The cameras on the OnePlus 5 are good, but only good. They’re not great like the iPhone 7 Plus or the Samsung Galaxy Note8 or the Google Pixel. The lack of image stabilisation means some photos are soft where competitors are crisp, especially if you’re snapping while walking. In low light there’s noticeable image noise, and detail in good light is excellent but not up to the same quality It’s also worth noting that while OnePlus markets the OnePlus 5 as having a 1x and a 2x camera — and that’s the jump between the two in the camera app — the telephoto lens itself is only a 1.6x crop of the wide-angle one. The rest of that 2x zoom comes from software. Photos are good, but there are noticeably better smartphone cameras out there.

Should You Buy It?

The OnePlus 5 is a smartphone that costs $599, but that has a feature-set, specifications and build quality that compete with $1000-plus flagship smartphones from Samsung, Apple, and other high-end smartphone brands. That alone makes it an excellent value handset — it offers many of the features that its competitors have but at a significantly lesser price. Other phones from Apple and Samsung may have a larger set of unique features — the Galaxy Note8‘s iris scanning, for example — but I can’t think of anything I use regularly the OnePlus 5 is explicitly missing.
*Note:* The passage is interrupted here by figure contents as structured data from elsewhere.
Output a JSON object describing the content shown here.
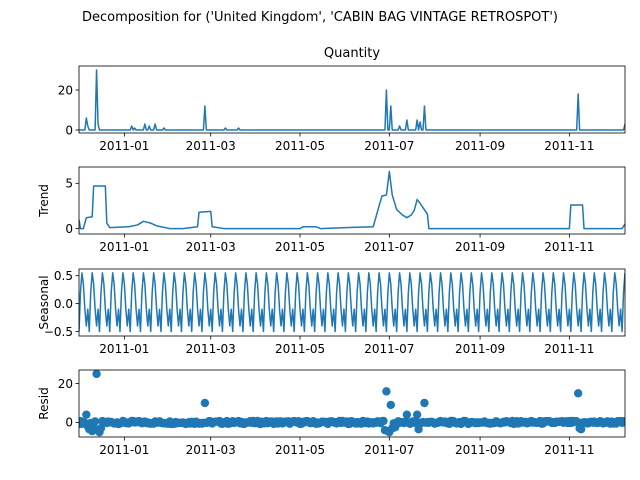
{
  "chart_data": {
    "type": "line",
    "suptitle": "Decomposition for ('United Kingdom', 'CABIN BAG VINTAGE RETROSPOT')",
    "x_range": [
      "2010-12-01",
      "2011-12-09"
    ],
    "x_ticks": [
      "2011-01-01",
      "2011-03-01",
      "2011-05-01",
      "2011-07-01",
      "2011-09-01",
      "2011-11-01"
    ],
    "x_tick_labels": [
      "2011-01",
      "2011-03",
      "2011-05",
      "2011-07",
      "2011-09",
      "2011-11"
    ],
    "color": "#1f77b4",
    "panels": [
      {
        "id": "observed",
        "title": "Quantity",
        "ylabel": "",
        "ylim": [
          -1.5,
          32
        ],
        "yticks": [
          0,
          20
        ],
        "kind": "line",
        "baseline": 0,
        "spikes": [
          {
            "date": "2010-12-06",
            "value": 6
          },
          {
            "date": "2010-12-07",
            "value": 2
          },
          {
            "date": "2010-12-13",
            "value": 30
          },
          {
            "date": "2010-12-14",
            "value": 3
          },
          {
            "date": "2011-01-06",
            "value": 2
          },
          {
            "date": "2011-01-08",
            "value": 1
          },
          {
            "date": "2011-01-15",
            "value": 3
          },
          {
            "date": "2011-01-18",
            "value": 2
          },
          {
            "date": "2011-01-22",
            "value": 3
          },
          {
            "date": "2011-01-28",
            "value": 1
          },
          {
            "date": "2011-02-25",
            "value": 12
          },
          {
            "date": "2011-03-11",
            "value": 1
          },
          {
            "date": "2011-03-20",
            "value": 1
          },
          {
            "date": "2011-06-29",
            "value": 20
          },
          {
            "date": "2011-07-02",
            "value": 12
          },
          {
            "date": "2011-07-08",
            "value": 2
          },
          {
            "date": "2011-07-13",
            "value": 5
          },
          {
            "date": "2011-07-20",
            "value": 5
          },
          {
            "date": "2011-07-22",
            "value": 4
          },
          {
            "date": "2011-07-25",
            "value": 12
          },
          {
            "date": "2011-11-07",
            "value": 18
          },
          {
            "date": "2011-12-09",
            "value": 3
          }
        ]
      },
      {
        "id": "trend",
        "title": "",
        "ylabel": "Trend",
        "ylim": [
          -0.6,
          6.8
        ],
        "yticks": [
          0,
          5
        ],
        "kind": "line",
        "points": [
          {
            "date": "2010-12-01",
            "value": 1.0
          },
          {
            "date": "2010-12-02",
            "value": 0.0
          },
          {
            "date": "2010-12-04",
            "value": 0.0
          },
          {
            "date": "2010-12-06",
            "value": 1.2
          },
          {
            "date": "2010-12-10",
            "value": 1.3
          },
          {
            "date": "2010-12-11",
            "value": 4.7
          },
          {
            "date": "2010-12-19",
            "value": 4.7
          },
          {
            "date": "2010-12-20",
            "value": 0.6
          },
          {
            "date": "2010-12-22",
            "value": 0.1
          },
          {
            "date": "2011-01-04",
            "value": 0.2
          },
          {
            "date": "2011-01-10",
            "value": 0.4
          },
          {
            "date": "2011-01-14",
            "value": 0.8
          },
          {
            "date": "2011-01-19",
            "value": 0.6
          },
          {
            "date": "2011-01-23",
            "value": 0.3
          },
          {
            "date": "2011-02-01",
            "value": 0.0
          },
          {
            "date": "2011-02-10",
            "value": 0.0
          },
          {
            "date": "2011-02-20",
            "value": 0.2
          },
          {
            "date": "2011-02-21",
            "value": 1.8
          },
          {
            "date": "2011-03-01",
            "value": 1.9
          },
          {
            "date": "2011-03-02",
            "value": 0.2
          },
          {
            "date": "2011-03-10",
            "value": 0.0
          },
          {
            "date": "2011-03-20",
            "value": 0.0
          },
          {
            "date": "2011-04-01",
            "value": 0.0
          },
          {
            "date": "2011-04-20",
            "value": 0.0
          },
          {
            "date": "2011-05-01",
            "value": 0.0
          },
          {
            "date": "2011-05-03",
            "value": 0.2
          },
          {
            "date": "2011-05-12",
            "value": 0.2
          },
          {
            "date": "2011-05-15",
            "value": 0.0
          },
          {
            "date": "2011-06-01",
            "value": 0.1
          },
          {
            "date": "2011-06-20",
            "value": 0.2
          },
          {
            "date": "2011-06-24",
            "value": 2.5
          },
          {
            "date": "2011-06-26",
            "value": 3.6
          },
          {
            "date": "2011-06-29",
            "value": 3.7
          },
          {
            "date": "2011-07-01",
            "value": 6.3
          },
          {
            "date": "2011-07-03",
            "value": 3.7
          },
          {
            "date": "2011-07-06",
            "value": 2.1
          },
          {
            "date": "2011-07-10",
            "value": 1.5
          },
          {
            "date": "2011-07-13",
            "value": 1.2
          },
          {
            "date": "2011-07-16",
            "value": 1.5
          },
          {
            "date": "2011-07-18",
            "value": 2.0
          },
          {
            "date": "2011-07-20",
            "value": 3.2
          },
          {
            "date": "2011-07-22",
            "value": 2.8
          },
          {
            "date": "2011-07-24",
            "value": 2.3
          },
          {
            "date": "2011-07-27",
            "value": 1.6
          },
          {
            "date": "2011-07-28",
            "value": 0.0
          },
          {
            "date": "2011-08-15",
            "value": 0.0
          },
          {
            "date": "2011-09-15",
            "value": 0.0
          },
          {
            "date": "2011-10-20",
            "value": 0.0
          },
          {
            "date": "2011-11-01",
            "value": 0.0
          },
          {
            "date": "2011-11-02",
            "value": 2.6
          },
          {
            "date": "2011-11-10",
            "value": 2.6
          },
          {
            "date": "2011-11-11",
            "value": 0.0
          },
          {
            "date": "2011-12-07",
            "value": 0.0
          },
          {
            "date": "2011-12-09",
            "value": 0.5
          }
        ]
      },
      {
        "id": "seasonal",
        "title": "",
        "ylabel": "Seasonal",
        "ylim": [
          -0.58,
          0.62
        ],
        "yticks": [
          0.5,
          0.0,
          -0.5
        ],
        "ytick_labels": [
          "0.5",
          "0.0",
          "−0.5"
        ],
        "kind": "periodic",
        "period_days": 7,
        "amplitude": 0.55,
        "pattern": [
          -0.5,
          0.2,
          0.55,
          0.35,
          -0.1,
          -0.4,
          -0.1
        ]
      },
      {
        "id": "resid",
        "title": "",
        "ylabel": "Resid",
        "ylim": [
          -7.5,
          27
        ],
        "yticks": [
          0,
          20
        ],
        "kind": "scatter",
        "outliers": [
          {
            "date": "2010-12-06",
            "value": 4.0
          },
          {
            "date": "2010-12-07",
            "value": -2.0
          },
          {
            "date": "2010-12-08",
            "value": -3.5
          },
          {
            "date": "2010-12-10",
            "value": -4.5
          },
          {
            "date": "2010-12-11",
            "value": -2.5
          },
          {
            "date": "2010-12-13",
            "value": 25.0
          },
          {
            "date": "2010-12-14",
            "value": -4.0
          },
          {
            "date": "2010-12-15",
            "value": -5.0
          },
          {
            "date": "2010-12-16",
            "value": -3.0
          },
          {
            "date": "2011-02-25",
            "value": 10.0
          },
          {
            "date": "2011-06-28",
            "value": -4.0
          },
          {
            "date": "2011-06-29",
            "value": 16.0
          },
          {
            "date": "2011-06-30",
            "value": -4.5
          },
          {
            "date": "2011-07-01",
            "value": -5.0
          },
          {
            "date": "2011-07-02",
            "value": 9.0
          },
          {
            "date": "2011-07-03",
            "value": -3.0
          },
          {
            "date": "2011-07-05",
            "value": -2.5
          },
          {
            "date": "2011-07-13",
            "value": 4.0
          },
          {
            "date": "2011-07-20",
            "value": 4.0
          },
          {
            "date": "2011-07-21",
            "value": -3.5
          },
          {
            "date": "2011-07-25",
            "value": 10.0
          },
          {
            "date": "2011-11-07",
            "value": 15.0
          },
          {
            "date": "2011-11-08",
            "value": -3.0
          },
          {
            "date": "2011-11-09",
            "value": -3.5
          }
        ]
      }
    ]
  }
}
Cameras are important on a phone. The OnePlus 5’s cameras are good enough that I don’t miss the superior cameras of other high-end smartphones enough to use them instead. There are definitely better cameras out there — the iPhone and the Note8 beat the OnePlus 5 hands down, and there’s still nothing better than the Google Pixel in low light — but the OnePlus 5’s photos are generally pretty good. The addition of a second telephoto camera and a background-blurring portrait mode takes the OnePlus 5 90 per cent of the way to its competitors as a photographic tool.

It’s also one of the fastest and most responsive smartphones that I’ve used, much faster in everyday use — in things like switching apps, the speed of typing and input lag — than many of the competitive phones I’ve used that are significantly more expensive. (For what it’s worth, I didn’t notice any of the ‘jelly scrolling’ that early user reports have mentioned.) It’s this soft-touch experience that leaves you with the best impression of the OnePlus 5 — it’s an extremely refined device, but at a price that suggests it might not necessarily be.

Because of that, the OnePlus 5 is an enchanting device. It’s fun to use, in a way that most smartphones in 2017 still aren’t. Despite having an iPhone 7 Plus and despite having a Galaxy Note8 that are both fantastic phones, I find myself going back to the OnePlus 5. I meant to swap my SIM into my new Note8 this last week, but I just… haven’t. I like the OnePlus 5, a lot. I would buy one in a heartbeat.